A 2008 study which put this folk notion of expert inflexibility to the test compared chess experts and novices, and measured the famous Einstellung effect in both groups across three experiments.
In the first experiment, the experts were given the board on the left and were instructed to find the shortest solution. The board on the left is designed to activate a motif familiar to chess experts (and thus activate Einstellung)—the smothered mate motif—which can be carried out using 5 moves. A shorter solution (3 moves) also exists, however.
If the experts failed to find the three-move solution, they were then given the board on the right. This board can be solved by the shorter three-move solution but not by the Einstellung motif of the smothered mate. The group of novices in the experiment were all given this second board (the one on the right) featuring the three-move mate solution without the Einstellung motif as well.
Findings
If knowledge corrupts insight, as it were, then the experts would, by and large, be fixated by the smothered mate sequence and miss the three-move solution. And this is indeed what happened—sort of. What the researchers found was that level of expertise correlated strongly with the results. Grandmasters (those with the highest levels of chess expertise) were not taken in by the Einstellung motif at all. Every one of them found the optimal three-move solution. However, experts with lower ratings, such as International Masters, Masters, and Candidate Masters, all experienced the Einstellung effect, with 50%, 18%, and 0%, respectively, finding the shorter solution on the first board, even though all of them found the optimal solution when it was presented on the second board, in the absence of the smothered mate motif.
The novices' performance showed a positive correlation with rating also. Sixty-three percent of the highest rated (Class A) players in the novices group found the optimal solution on the right board, while 13% of Class B players and 0% of Class C players found the three-move solution. Thus, the Einstellung effect made International Masters experts perform like Class A players, Master players perform like Class B players, and Candidate Masters perform like Class C players.
Experiment 2 replicated the above finding in a slightly more naturalistic setting, and Experiment 3 did so with strategic Einstellungs instead of tactical ones.
Knowledge Is Essential for Cognitive Flexibility
While this study shows that Einstellung effects are powerful and observable in expert performance, it also demonstrates that the notion that expertise causes cognitive inflexibility is probably wrong.
The failure of the ordinary experts to find a better solution when they had already found a good one supports the view that experts can be vulnerable to inflexible thought patterns. But the performance of the super experts shows that ‘experts are inflexible’ would be the wrong conclusion to draw from this failure. The Einstellung effect is very powerful—the problem solving capability of our ordinary experts was reduced by about three SDs when a well-known solution was apparent to them. But the super experts, at least with the range of difficulty of problems used here, were less susceptible to the effect. Greater expertise led to greater flexibility, not less.

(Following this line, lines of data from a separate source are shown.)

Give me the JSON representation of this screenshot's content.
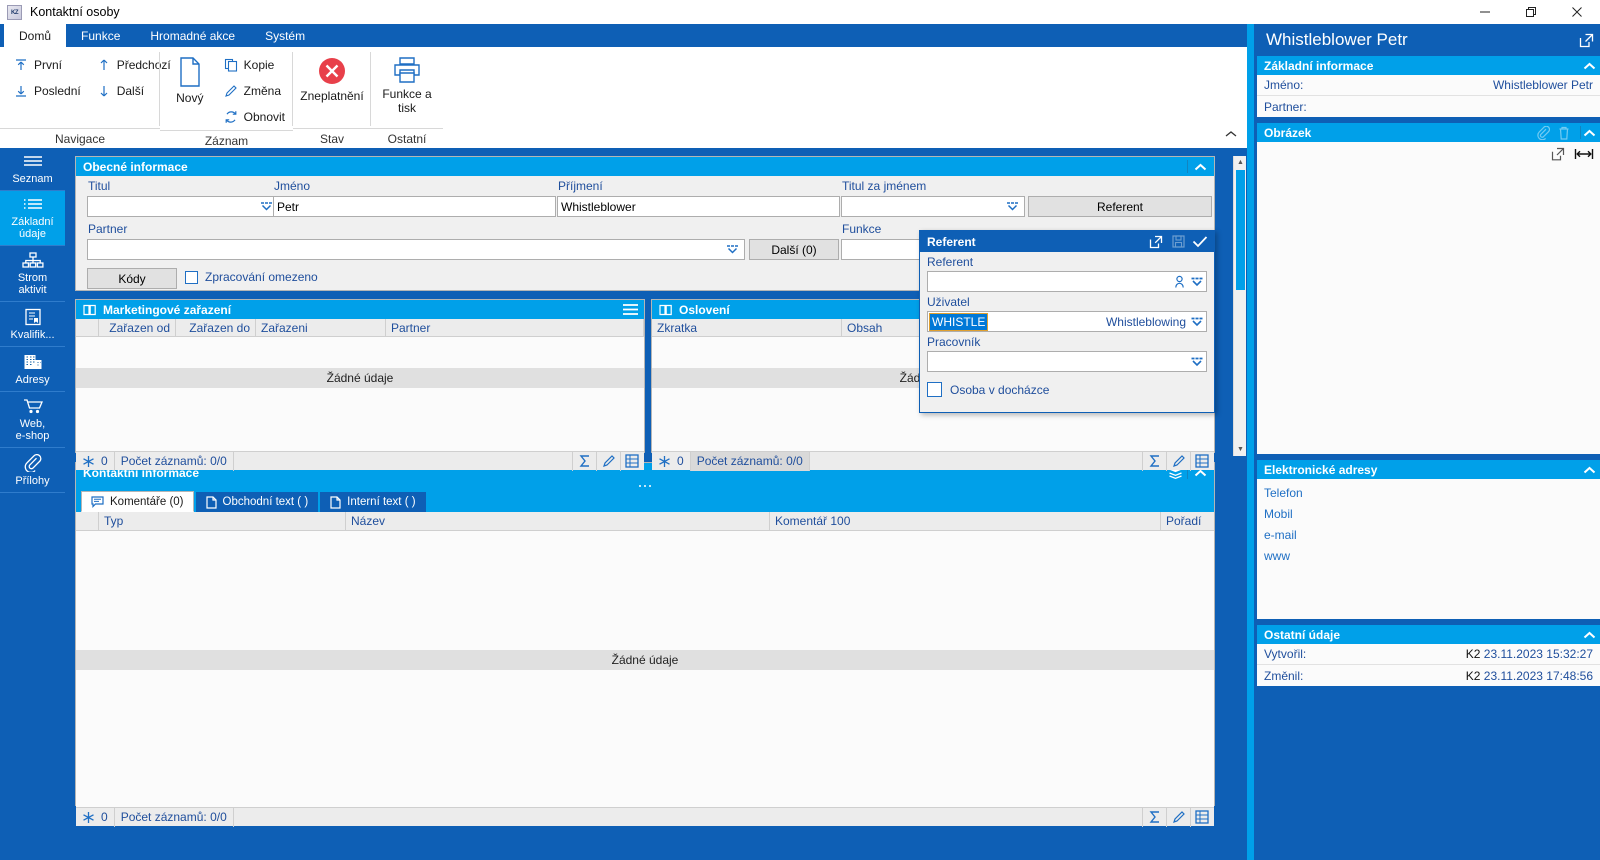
{
  "window": {
    "title": "Kontaktní osoby",
    "icon": "kz-app-icon",
    "minimize": "minimize-icon",
    "restore": "restore-icon",
    "close": "close-icon"
  },
  "ribbon": {
    "tabs": [
      {
        "label": "Domů",
        "active": true
      },
      {
        "label": "Funkce",
        "active": false
      },
      {
        "label": "Hromadné akce",
        "active": false
      },
      {
        "label": "Systém",
        "active": false
      }
    ],
    "groups": [
      {
        "label": "Navigace",
        "small_items": [
          {
            "label": "První",
            "icon": "arrow-up-to-line-icon"
          },
          {
            "label": "Poslední",
            "icon": "arrow-down-to-line-icon"
          },
          {
            "label": "Předchozí",
            "icon": "arrow-up-icon"
          },
          {
            "label": "Další",
            "icon": "arrow-down-icon"
          }
        ]
      },
      {
        "label": "Záznam",
        "big_items": [
          {
            "label": "Nový",
            "icon": "new-document-icon"
          }
        ],
        "small_items": [
          {
            "label": "Kopie",
            "icon": "copy-icon"
          },
          {
            "label": "Změna",
            "icon": "pencil-icon"
          },
          {
            "label": "Obnovit",
            "icon": "refresh-icon"
          }
        ]
      },
      {
        "label": "Stav",
        "big_items": [
          {
            "label": "Zneplatnění",
            "icon": "invalidate-circle-x-icon"
          }
        ]
      },
      {
        "label": "Ostatní",
        "big_items": [
          {
            "label": "Funkce a tisk",
            "icon": "printer-icon"
          }
        ]
      }
    ],
    "collapse_icon": "chevron-up-icon"
  },
  "leftnav": [
    {
      "label": "Seznam",
      "icon": "list-lines-icon",
      "active": false
    },
    {
      "label": "Základní údaje",
      "icon": "detail-list-icon",
      "active": true
    },
    {
      "label": "Strom aktivit",
      "icon": "hierarchy-tree-icon",
      "active": false
    },
    {
      "label": "Kvalifik...",
      "icon": "certificate-icon",
      "active": false
    },
    {
      "label": "Adresy",
      "icon": "building-icon",
      "active": false
    },
    {
      "label": "Web, e-shop",
      "icon": "shopping-cart-icon",
      "active": false
    },
    {
      "label": "Přílohy",
      "icon": "paperclip-icon",
      "active": false
    }
  ],
  "general_info": {
    "title": "Obecné informace",
    "collapse_icon": "chevron-up-icon",
    "fields": {
      "titul_label": "Titul",
      "titul_value": "",
      "jmeno_label": "Jméno",
      "jmeno_value": "Petr",
      "prijmeni_label": "Příjmení",
      "prijmeni_value": "Whistleblower",
      "titul_za_jmenem_label": "Titul za jménem",
      "titul_za_jmenem_value": "",
      "referent_button": "Referent",
      "partner_label": "Partner",
      "partner_value": "",
      "dalsi_button": "Další (0)",
      "funkce_label": "Funkce",
      "funkce_value": "",
      "kody_button": "Kódy",
      "zpracovani_omezeno_label": "Zpracování omezeno",
      "zpracovani_omezeno_checked": false
    }
  },
  "referent_popup": {
    "title": "Referent",
    "open_icon": "open-external-icon",
    "save_icon": "save-disk-icon",
    "confirm_icon": "check-icon",
    "referent_label": "Referent",
    "referent_value": "",
    "referent_person_icon": "person-icon",
    "uzivatel_label": "Uživatel",
    "uzivatel_code": "WHISTLE",
    "uzivatel_name": "Whistleblowing",
    "pracovnik_label": "Pracovník",
    "pracovnik_value": "",
    "osoba_v_dochazce_label": "Osoba v docházce",
    "osoba_v_dochazce_checked": false,
    "dropdown_icon": "dropdown-icon"
  },
  "marketing_panel": {
    "title": "Marketingové zařazení",
    "title_icon": "book-icon",
    "menu_icon": "hamburger-menu-icon",
    "columns": [
      "",
      "Zařazen od",
      "Zařazen do",
      "Zařazeni",
      "Partner"
    ],
    "no_data": "Žádné údaje",
    "footer": {
      "filter_icon": "snowflake-filter-icon",
      "filter_count": "0",
      "count_label": "Počet záznamů: 0/0",
      "sum_icon": "sigma-icon",
      "edit_icon": "pencil-icon",
      "report_icon": "grid-report-icon"
    }
  },
  "oslo_panel": {
    "title": "Oslovení",
    "title_icon": "book-icon",
    "columns": [
      "Zkratka",
      "Obsah"
    ],
    "no_data": "Žádné údaje",
    "footer": {
      "filter_icon": "snowflake-filter-icon",
      "filter_count": "0",
      "count_label": "Počet záznamů: 0/0",
      "sum_icon": "sigma-icon",
      "edit_icon": "pencil-icon",
      "report_icon": "grid-report-icon"
    }
  },
  "contact_panel": {
    "title": "Kontaktní informace",
    "layers_icon": "layers-icon",
    "collapse_icon": "chevron-up-icon",
    "tabs": [
      {
        "label": "Komentáře (0)",
        "icon": "comment-icon",
        "active": true
      },
      {
        "label": "Obchodní text ( )",
        "icon": "document-icon",
        "active": false
      },
      {
        "label": "Interní text ( )",
        "icon": "document-icon",
        "active": false
      }
    ],
    "columns": [
      "",
      "Typ",
      "Název",
      "Komentář 100",
      "Pořadí"
    ],
    "no_data": "Žádné údaje",
    "footer": {
      "filter_icon": "snowflake-filter-icon",
      "filter_count": "0",
      "count_label": "Počet záznamů: 0/0",
      "sum_icon": "sigma-icon",
      "edit_icon": "pencil-icon",
      "report_icon": "grid-report-icon"
    }
  },
  "rightbar": {
    "title": "Whistleblower Petr",
    "expand_icon": "open-external-icon",
    "basic": {
      "title": "Základní informace",
      "collapse_icon": "chevron-up-icon",
      "rows": [
        {
          "key": "Jméno:",
          "value": "Whistleblower Petr"
        },
        {
          "key": "Partner:",
          "value": ""
        }
      ]
    },
    "image": {
      "title": "Obrázek",
      "attach_icon": "paperclip-icon",
      "delete_icon": "trash-icon",
      "collapse_icon": "chevron-up-icon",
      "tool_open_icon": "open-external-icon",
      "tool_fit_icon": "fit-width-icon"
    },
    "eaddresses": {
      "title": "Elektronické adresy",
      "collapse_icon": "chevron-up-icon",
      "items": [
        "Telefon",
        "Mobil",
        "e-mail",
        "www"
      ]
    },
    "other": {
      "title": "Ostatní údaje",
      "collapse_icon": "chevron-up-icon",
      "rows": [
        {
          "key": "Vytvořil:",
          "user": "K2",
          "value": "23.11.2023 15:32:27"
        },
        {
          "key": "Změnil:",
          "user": "K2",
          "value": "23.11.2023 17:48:56"
        }
      ]
    }
  },
  "colors": {
    "brand_blue": "#0e5fb5",
    "accent_cyan": "#00a0e9",
    "label_blue": "#1f4e9c",
    "selection_blue": "#0078d7"
  }
}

Knowledge, and the expertise inevitably linked to it, were also responsible for both forms of expert flexibility demonstrated in the experiments. The optimal solution was more likely to be noticed immediately, even before the nominally more familiar solution, among some super experts. Hence, expertise helped super experts avoid an Einstellung situation in the first place because they immediately found the optimal solution. Even when experts did not find the optimal solution immediately, expertise and knowledge were positively associated with the probability of finding the optimal solution after the non-optimal solution had been generated first. Finally, when knowledge discrepancy was minimized, as in the third experiment, super experts had sufficient resources to outperform their slightly weaker colleagues. In all three instances, knowledge was inextricably and positively related to expert flexibility. . . .
The training required to produce experts should not be seen as a source of potential problems but as a way to acquire the skill to deal effectively and flexibly with all the situations that can arise in the domain. Creativity is a consequence of expertise rather than expertise being a hindrance to creativity. To produce something novel and useful it is necessary first to master the previous knowledge in the domain. More knowledge empowers creativity rather than hurting it (e.g., Kulkarni & Simon, 1988; Simonton, 1997; Weisberg, 1993, 1999).